About Celery

我们先看官方的一个例子:

proj/celery.py:

from __future__ import absolute_import, unicode_literals
from celery import Celery

app = Celery('proj',
             broker='redis://127.0.0.1:6379/0',
             backend='redis://127.0.0.1:6379',
             include=['proj.tasks'])

app.conf.update(
    task_routes = {
        'proj.tasks.add': {'queue': 'cn'},
        'proj.tasks.add': {'queue': 'i18n'},
    },
)

if __name__ == '__main__':
    app.start()

proj/tasks.py

from __future__ import absolute_import, unicode_literals
from .celery import app


@app.task
def add(x, y):
    return x + y

proj/send_tasks.py

from .tasks import add

if __name__ == '__main__':
    add.apply_async((10, 5), queue='cn')

    add.apply_async((1, 2), queue='i18n')

在 proj 的同一级执行:

celery -A proj worker -l info -Q cn

celery@myersguo v4.1.0 (latentcall)

Darwin-17.4.0-x86_64-i386-64bit 2018-02-24 15:06:23

[config]
.> app:         proj:0x108a69750
.> transport:   redis://127.0.0.1:6379/0
.> results:     redis://127.0.0.1:6379/
.> concurrency: 4 (prefork)
.> task events: OFF (enable -E to monitor tasks in this worker)

[queues]
.> i18n             exchange=i18n(direct) key=i18n


[tasks]
  . proj.tasks.add

[2018-02-24 15:06:23,452: INFO/MainProcess] Connected to redis://127.0.0.1:6379/0
[2018-02-24 15:06:23,460: INFO/MainProcess] mingle: searching for neighbors
[2018-02-24 15:06:24,476: INFO/MainProcess] mingle: all alone
[2018-02-24 15:06:24,485: INFO/MainProcess] celery@myersguo ready.

如果要在后台运行(生产环境),执行:
celery multi start w1 -A proj -l info

执行发送任务:

python -m proj.send_tasks

结果:

[2018-02-24 15:07:25,283: INFO/MainProcess] Received task: proj.tasks.add[614194cf-dd33-4cce-95a2-901d295ffc97]
[2018-02-24 15:07:25,293: INFO/ForkPoolWorker-2] Task proj.tasks.add[614194cf-dd33-4cce-95a2-901d295ffc97] succeeded in 0.00814947500476s: 3

定时任务

celery 可以添加定时,然后让 worker 去消费。

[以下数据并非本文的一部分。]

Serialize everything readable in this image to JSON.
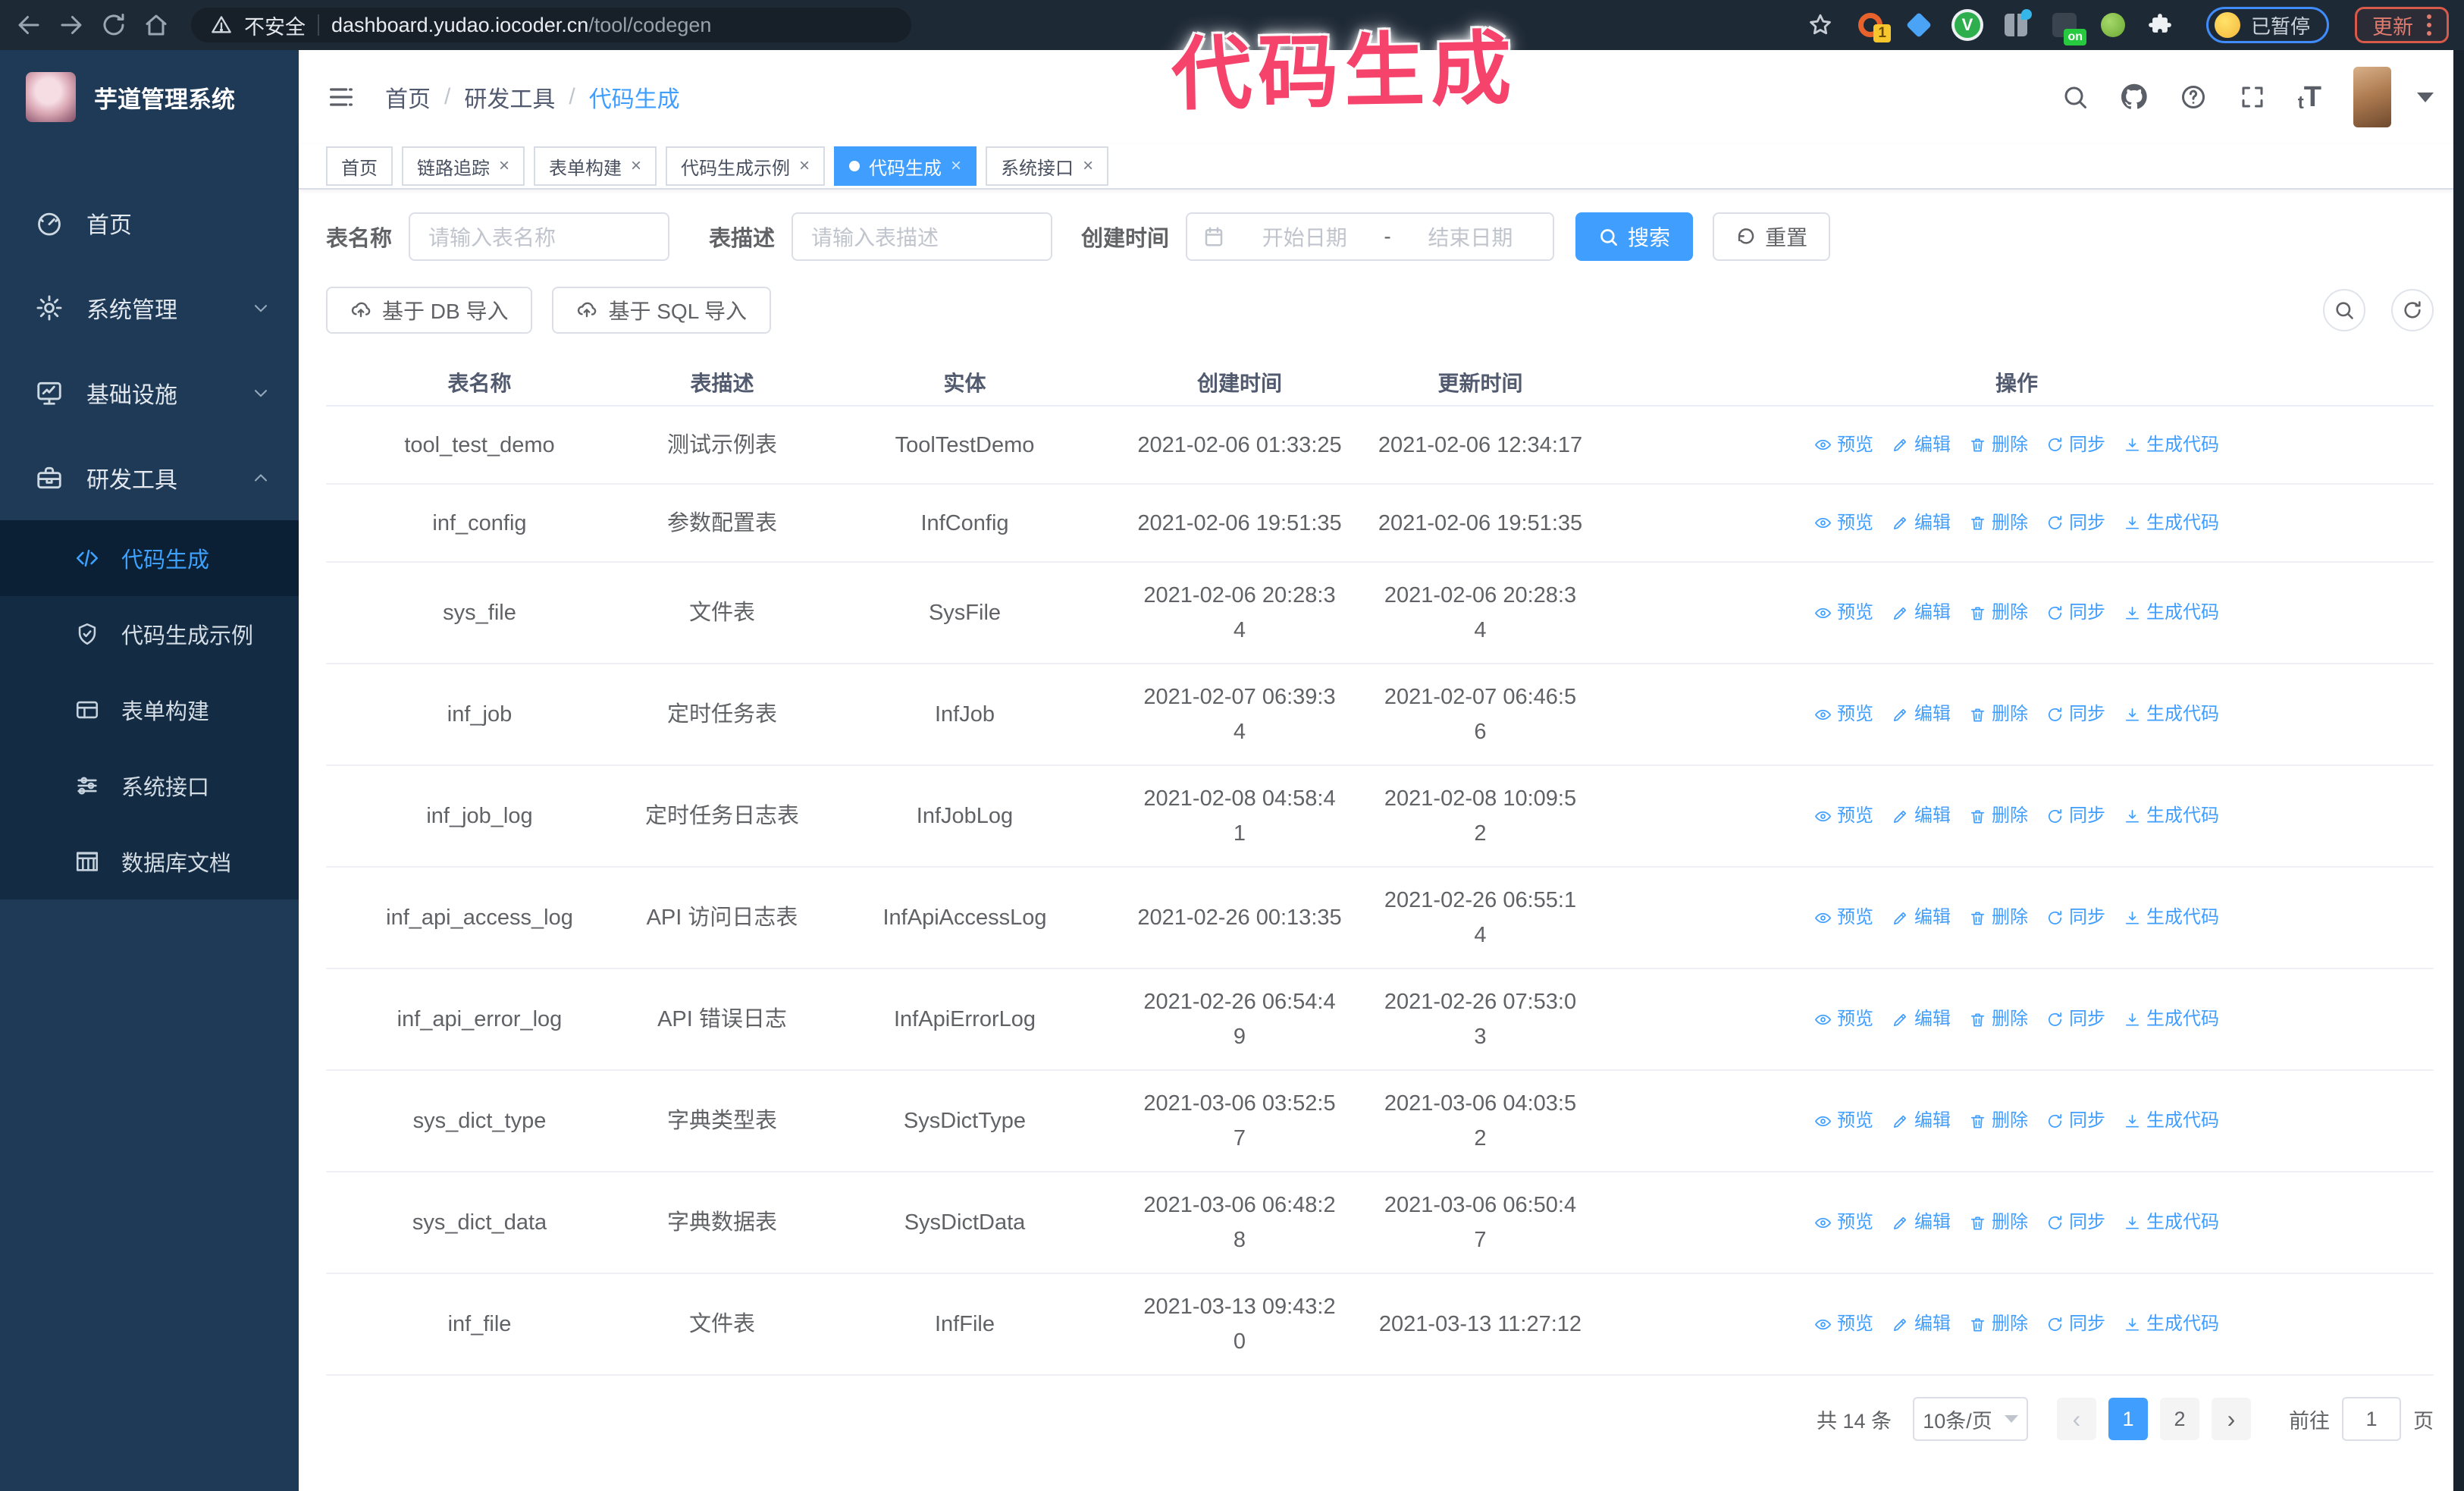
{
  "browser": {
    "security_label": "不安全",
    "url_host": "dashboard.yudao.iocoder.cn",
    "url_path": "/tool/codegen",
    "ext_badge_count": "1",
    "ext_v_label": "V",
    "ext_badge_on": "on",
    "paused_badge": "已暂停",
    "update_button": "更新"
  },
  "annotation": {
    "text": "代码生成",
    "color": "#f5436b"
  },
  "sidebar": {
    "title": "芋道管理系统",
    "items": [
      {
        "key": "home",
        "label": "首页",
        "icon": "dashboard-icon"
      },
      {
        "key": "system",
        "label": "系统管理",
        "icon": "gear-icon",
        "chevron": "down"
      },
      {
        "key": "infra",
        "label": "基础设施",
        "icon": "monitor-icon",
        "chevron": "down"
      },
      {
        "key": "devtools",
        "label": "研发工具",
        "icon": "toolbox-icon",
        "chevron": "up",
        "expanded": true
      }
    ],
    "subitems": [
      {
        "key": "codegen",
        "label": "代码生成",
        "icon": "code-icon",
        "active": true
      },
      {
        "key": "codegen-demo",
        "label": "代码生成示例",
        "icon": "shield-check-icon"
      },
      {
        "key": "form-builder",
        "label": "表单构建",
        "icon": "form-icon"
      },
      {
        "key": "system-api",
        "label": "系统接口",
        "icon": "sliders-icon"
      },
      {
        "key": "db-doc",
        "label": "数据库文档",
        "icon": "database-icon"
      }
    ]
  },
  "header": {
    "breadcrumb": [
      "首页",
      "研发工具",
      "代码生成"
    ],
    "fontsize_label_small": "t",
    "fontsize_label_big": "T"
  },
  "tabs": [
    {
      "key": "home",
      "label": "首页",
      "closable": false,
      "active": false
    },
    {
      "key": "tracing",
      "label": "链路追踪",
      "closable": true,
      "active": false
    },
    {
      "key": "form-builder",
      "label": "表单构建",
      "closable": true,
      "active": false
    },
    {
      "key": "codegen-demo",
      "label": "代码生成示例",
      "closable": true,
      "active": false
    },
    {
      "key": "codegen",
      "label": "代码生成",
      "closable": true,
      "active": true
    },
    {
      "key": "system-api",
      "label": "系统接口",
      "closable": true,
      "active": false
    }
  ],
  "search": {
    "name_label": "表名称",
    "name_placeholder": "请输入表名称",
    "desc_label": "表描述",
    "desc_placeholder": "请输入表描述",
    "time_label": "创建时间",
    "start_placeholder": "开始日期",
    "range_separator": "-",
    "end_placeholder": "结束日期",
    "search_button": "搜索",
    "reset_button": "重置"
  },
  "toolbar": {
    "import_db": "基于 DB 导入",
    "import_sql": "基于 SQL 导入"
  },
  "table": {
    "headers": [
      "表名称",
      "表描述",
      "实体",
      "创建时间",
      "更新时间",
      "操作"
    ],
    "actions": [
      {
        "key": "preview",
        "label": "预览",
        "icon": "eye-icon"
      },
      {
        "key": "edit",
        "label": "编辑",
        "icon": "edit-icon"
      },
      {
        "key": "delete",
        "label": "删除",
        "icon": "delete-icon"
      },
      {
        "key": "sync",
        "label": "同步",
        "icon": "sync-icon"
      },
      {
        "key": "generate",
        "label": "生成代码",
        "icon": "download-icon"
      }
    ],
    "rows": [
      {
        "name": "tool_test_demo",
        "desc": "测试示例表",
        "entity": "ToolTestDemo",
        "created": [
          "2021-02-06 01:33:25"
        ],
        "updated": [
          "2021-02-06 12:34:17"
        ]
      },
      {
        "name": "inf_config",
        "desc": "参数配置表",
        "entity": "InfConfig",
        "created": [
          "2021-02-06 19:51:35"
        ],
        "updated": [
          "2021-02-06 19:51:35"
        ]
      },
      {
        "name": "sys_file",
        "desc": "文件表",
        "entity": "SysFile",
        "created": [
          "2021-02-06 20:28:3",
          "4"
        ],
        "updated": [
          "2021-02-06 20:28:3",
          "4"
        ]
      },
      {
        "name": "inf_job",
        "desc": "定时任务表",
        "entity": "InfJob",
        "created": [
          "2021-02-07 06:39:3",
          "4"
        ],
        "updated": [
          "2021-02-07 06:46:5",
          "6"
        ]
      },
      {
        "name": "inf_job_log",
        "desc": "定时任务日志表",
        "entity": "InfJobLog",
        "created": [
          "2021-02-08 04:58:4",
          "1"
        ],
        "updated": [
          "2021-02-08 10:09:5",
          "2"
        ]
      },
      {
        "name": "inf_api_access_log",
        "desc": "API 访问日志表",
        "entity": "InfApiAccessLog",
        "created": [
          "2021-02-26 00:13:35"
        ],
        "updated": [
          "2021-02-26 06:55:1",
          "4"
        ]
      },
      {
        "name": "inf_api_error_log",
        "desc": "API 错误日志",
        "entity": "InfApiErrorLog",
        "created": [
          "2021-02-26 06:54:4",
          "9"
        ],
        "updated": [
          "2021-02-26 07:53:0",
          "3"
        ]
      },
      {
        "name": "sys_dict_type",
        "desc": "字典类型表",
        "entity": "SysDictType",
        "created": [
          "2021-03-06 03:52:5",
          "7"
        ],
        "updated": [
          "2021-03-06 04:03:5",
          "2"
        ]
      },
      {
        "name": "sys_dict_data",
        "desc": "字典数据表",
        "entity": "SysDictData",
        "created": [
          "2021-03-06 06:48:2",
          "8"
        ],
        "updated": [
          "2021-03-06 06:50:4",
          "7"
        ]
      },
      {
        "name": "inf_file",
        "desc": "文件表",
        "entity": "InfFile",
        "created": [
          "2021-03-13 09:43:2",
          "0"
        ],
        "updated": [
          "2021-03-13 11:27:12"
        ]
      }
    ]
  },
  "pagination": {
    "total": "共 14 条",
    "page_size": "10条/页",
    "pages": [
      "1",
      "2"
    ],
    "active_page": "1",
    "goto_label": "前往",
    "goto_value": "1",
    "page_unit": "页"
  },
  "colors": {
    "primary": "#409eff",
    "sidebar_bg": "#1e3a57",
    "submenu_bg": "#132c44",
    "browser_bar": "#1e2936",
    "annotation": "#f5436b"
  }
}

添加配置:

app.conf.update(
    beat_schedule = {
        'add-every-3-seconds': {
            'task': 'proj.tasks.test',
            'schedule': 3.0,
            'args': (16, 16),
            'options': {
                'queue': 'schedule_cn'
            }
        },
        'add-every-1-minute': {
            'task': 'proj.tasks.test',
            'schedule': crontab(minute='*'),
            'args': (16, 16),
            'options': {
                'queue': 'schedule_i18n'
            }
        },
    }
)

这里添加了两个定时任务,一个是每个3秒添加一个任务,一个是每隔1分钟添加一个任务。注意,这里的配置只是会定时发送任务Sending due task,执行任务仍然由 worker 执行。

启动发送job:

celery -A proj beat -l info

启动 worker 执行:

celery -A proj worker -l info  -Q schedule_i18n
celery -A proj worker -l info  -Q schedule_cn

celery 将定时任务的定义默认存放在celerybeat-schedule.db ( celery.beat:PersistentScheduler),一个python对象,

django-celery 可以使用DB存储,CELERYBEAT_SCHEDULER = ‘djcelery.schedulers.DatabaseScheduler’

这样,可以动态的 create task.

架构

producers,consumers, brokers

The client sending messages is typically called a publisher, or a producer, while the entity receiving messages is called a consumer.

The broker is the message server, routing messages from producers to consumers.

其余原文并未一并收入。